W. Do you think Myspace will come back around?
J. Probably not, hopefully not. They tried, Justin Timberlake bought into it years ago. They made a beautiful site, but because they didn't change the name it kind of just died.
W. What was your username on Myspace or AIM?
J. It's the same as I have for Instagram and everything else. It's BigFatFigTree. I came up with that name in 1996 at a public library. I was getting online, and I was cool and wanted an email account. I signed onto Hotmail and they were like "come up with a handle" and I was like "what the hell is a handle? What are you talking about?" So I was eating some fig newtons, at the time - you're not supposed to eat in a library, but I was a hungry kid - and so I put "email@example.com." Somebody had firstname.lastname@example.org in 1996. So I was like, "What about fig tree?" Somebody had that. So then I tried "Big fig tree" - how did somebody have it in 1996?! So I had to throw in the word "fat" which at the time I wasn't, but I grew into that. So I made BigFatFigTree and have used it for everything because I figure nobody will ever have it.
W. What are some free tools or blogs you would recommend for every artist?
J. With blogs, I love this blog - This Song Is Sick. They feature so many artists on a daily basis and got a user base of millions and millions of people following. And there's another called Noon Pacific, and every Tuesday this guy basically releases a playlist at Noon Pacific Time of songs that he likes, and then he sends it out by email and posts it on the website. Tools for booking and trying to get gigs, I've always been a fan of Sonic Bids. BandsInTown is cool for promoting the gigs you already have. Social Media, I prefer Instagram over any of the other ones. I'm super visual and I feel like you can really release your pictures and video and cool content to create marketing campaigns through Instagram more so. I'm also still a fan of TuneCore to get your music out there.
W. What do you think about hashtags?
J. I think hashtags are cool. My wife gets creative with it. I'm the guy with 50 words and a hashtag... like 1 hashtag. But I get the value of it. At BEATGASM we were creating a hash tagging system and I saw the value... they're important for people.
W. What's your advice for an artist looking to break into the industry?

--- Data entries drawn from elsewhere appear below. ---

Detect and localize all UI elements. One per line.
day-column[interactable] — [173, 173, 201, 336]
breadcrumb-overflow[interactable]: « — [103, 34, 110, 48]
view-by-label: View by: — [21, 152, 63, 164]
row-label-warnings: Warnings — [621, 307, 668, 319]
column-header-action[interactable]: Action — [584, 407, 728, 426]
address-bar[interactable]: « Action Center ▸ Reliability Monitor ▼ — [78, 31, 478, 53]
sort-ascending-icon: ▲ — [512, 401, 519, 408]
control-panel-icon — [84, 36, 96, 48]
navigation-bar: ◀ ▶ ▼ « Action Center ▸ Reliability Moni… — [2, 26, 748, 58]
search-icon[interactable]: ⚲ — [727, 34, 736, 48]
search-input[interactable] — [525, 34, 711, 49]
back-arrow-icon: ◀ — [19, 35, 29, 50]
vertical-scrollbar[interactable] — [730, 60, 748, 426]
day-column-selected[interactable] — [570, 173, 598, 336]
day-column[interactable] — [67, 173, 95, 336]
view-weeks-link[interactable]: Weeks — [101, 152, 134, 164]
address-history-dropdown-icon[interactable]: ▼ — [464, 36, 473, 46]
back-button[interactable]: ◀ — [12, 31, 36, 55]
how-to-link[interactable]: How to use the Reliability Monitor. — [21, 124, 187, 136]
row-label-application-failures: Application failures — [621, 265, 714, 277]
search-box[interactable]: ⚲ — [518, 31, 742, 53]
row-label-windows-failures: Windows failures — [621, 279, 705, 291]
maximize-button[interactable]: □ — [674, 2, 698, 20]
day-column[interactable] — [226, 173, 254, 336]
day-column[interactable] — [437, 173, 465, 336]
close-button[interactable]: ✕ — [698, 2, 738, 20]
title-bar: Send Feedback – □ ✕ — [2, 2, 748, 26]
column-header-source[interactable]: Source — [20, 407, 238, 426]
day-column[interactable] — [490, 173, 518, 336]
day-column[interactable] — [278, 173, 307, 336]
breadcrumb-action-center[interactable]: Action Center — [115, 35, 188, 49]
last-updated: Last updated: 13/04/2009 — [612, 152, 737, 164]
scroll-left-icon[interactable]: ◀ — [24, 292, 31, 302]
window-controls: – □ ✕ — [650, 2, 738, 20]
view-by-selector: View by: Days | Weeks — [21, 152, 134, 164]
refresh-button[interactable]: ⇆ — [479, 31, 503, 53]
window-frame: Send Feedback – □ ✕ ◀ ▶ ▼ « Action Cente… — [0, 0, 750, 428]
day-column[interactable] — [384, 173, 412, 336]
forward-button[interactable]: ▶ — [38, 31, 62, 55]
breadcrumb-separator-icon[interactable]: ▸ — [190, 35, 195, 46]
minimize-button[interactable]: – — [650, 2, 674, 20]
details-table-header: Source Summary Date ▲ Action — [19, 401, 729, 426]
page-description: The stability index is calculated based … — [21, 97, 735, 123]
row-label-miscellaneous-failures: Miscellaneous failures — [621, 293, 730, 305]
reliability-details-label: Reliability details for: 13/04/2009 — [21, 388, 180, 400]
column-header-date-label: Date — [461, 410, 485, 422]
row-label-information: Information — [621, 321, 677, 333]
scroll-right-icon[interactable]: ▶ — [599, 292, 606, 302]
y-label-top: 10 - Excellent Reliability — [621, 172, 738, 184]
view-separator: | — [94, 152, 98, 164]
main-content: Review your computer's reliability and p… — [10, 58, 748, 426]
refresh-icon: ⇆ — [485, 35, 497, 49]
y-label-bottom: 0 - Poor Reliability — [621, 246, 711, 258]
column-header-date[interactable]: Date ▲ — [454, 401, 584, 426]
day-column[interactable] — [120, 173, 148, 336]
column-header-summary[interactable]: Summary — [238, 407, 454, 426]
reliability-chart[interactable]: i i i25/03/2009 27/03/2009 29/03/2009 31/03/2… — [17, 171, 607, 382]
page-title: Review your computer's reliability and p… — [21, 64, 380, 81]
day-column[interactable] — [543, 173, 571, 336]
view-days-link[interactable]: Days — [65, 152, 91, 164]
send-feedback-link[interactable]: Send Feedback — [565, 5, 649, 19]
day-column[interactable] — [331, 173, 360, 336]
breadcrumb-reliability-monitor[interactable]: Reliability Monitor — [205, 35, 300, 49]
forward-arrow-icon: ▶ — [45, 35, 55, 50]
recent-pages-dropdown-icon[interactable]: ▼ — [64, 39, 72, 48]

J. Look at yourself and your music as a business first and foremost, and write out a business plan for your music and your artistry and yourself as an artist. Look at the competition, figure out what separates you - how are you going to reach users? And just see how you can stand out because you're going to get lost in the clutter, no matter how good you are. There are a lot of resources out there. But if you can't commit to your music as a business, I don't think you'll ever be able to make it so you have to get that serious with it.
W. What do you think it means to "make it" in music?
J. For me, it means you can do what you love to do in the music industry full-time. Whether it's making music, recording music, working for a firm that helps musicians... if you're doing that full-time, and that's your life, then you've made it. That's success for me... it's that simple.